I believe in miracles. I’m a scientist, but after Hurricane Katrina, I believe in miracles.
As a geologist, my thought process tends toward the analytical, structured by testable hypotheses, experiments and conclusions. Although we have access to the concept of eons of time, geologists don’t hold with miracles. Amazing things, unlikely things? Yes. Things we don’t understand? Yes. Miracles? No.
As a parent and reluctant Sunday School teacher, I’ve skirted around the issue of Biblical miracles on many a Sunday morning and kept my thoughts to myself. The parting of the Red Sea? Probably some unique interplay of hydrology and earthquake. Jesus raising the dead? Surely attributable to a rudimentary understanding of medicine.
Houston is the home of the largest medical center in the world, and I see remarkable recoveries here all the time. But I know that amazing outcomes are the result of dogged research and medical skill. Remarkable medical breakthroughs in modern life? Yes. Medical miracles? I’m doubtful.
So when teaching Sunday School, I’ve addressed Biblical miracles as metaphors, and as stories with lessons to teach about human nature and the nature of faith. When we learn about Jesus feeding thousands on two loaves of bread and five fish, I’m always willing to avoid analysis and details.

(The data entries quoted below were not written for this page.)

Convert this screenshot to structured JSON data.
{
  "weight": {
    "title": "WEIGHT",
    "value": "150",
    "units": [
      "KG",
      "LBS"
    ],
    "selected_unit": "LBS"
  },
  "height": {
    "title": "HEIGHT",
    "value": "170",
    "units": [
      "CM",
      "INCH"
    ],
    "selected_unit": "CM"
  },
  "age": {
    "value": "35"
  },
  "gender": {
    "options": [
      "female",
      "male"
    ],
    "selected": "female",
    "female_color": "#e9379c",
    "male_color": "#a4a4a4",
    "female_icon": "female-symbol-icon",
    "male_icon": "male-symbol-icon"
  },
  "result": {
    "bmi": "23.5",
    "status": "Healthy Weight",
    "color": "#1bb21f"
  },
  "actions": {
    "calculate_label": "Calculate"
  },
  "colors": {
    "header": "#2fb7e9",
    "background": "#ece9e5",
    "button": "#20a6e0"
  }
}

This is where my universe was in mid-August, 2005, before Hurricane Katrina:
The world was burdened by strife and famine; our nation was divided by war. Texas was struggling with a failing educational system, and Houston was grappling with a medically underinsured population, and always with traffic. My church was debating whether scarce funds should first support charitable missions or a failing air conditioning system; and at home, we are always spending too much on gas and saving too little for college. If you’d asked any Houstonian if we could take on a major project, we’d have honestly said that our hands were full, our pockets were empty and we couldn’t possible do more.
And then Katrina hit. A disaster in New Orleans of Biblical proportions, perhaps, but surely the result of human fallibility. Scientific logic dictates that humans should not build below sea level, particularly on a sinking delta. The disaster of New Orleans was entirely predictable to geologists.
After the hurricane came the miracle. Local officials opened up the city and welcomed evacuees, without public wrangling, hand-wringing or self-aggrandizement. Doctors, nurses and disaster relief workers streamed in to provide medical treatment. People from across the city came to help. They came without being asked, without appointments or liability waivers. Food, clothes and supplies arrived from all over the world: from mosques, temples and churches, from school children, from people with little else to give.
Thousands of strangers were fed, clothed and cared for, apparently spontaneously. Support seemed to just appear. And it stayed, until just about everyone who needed help, got help. From a time and place that seemed to have little extra to offer, there was enough for a city of strangers.
Not that we’re done. A year later, the world and our country remain torn by war, the Texas school system still needs help, Houston always has traffic, and the air conditioning in my church isn’t getting better. The evacuees will soon see the end of Federal assistance, and not all of them are on their feet. There is still a lot to do.
But for a moment, a city with no topography was a shining city on the hill. The miracle of the loaves and fishes? I believe it; in Houston, we were a part of it.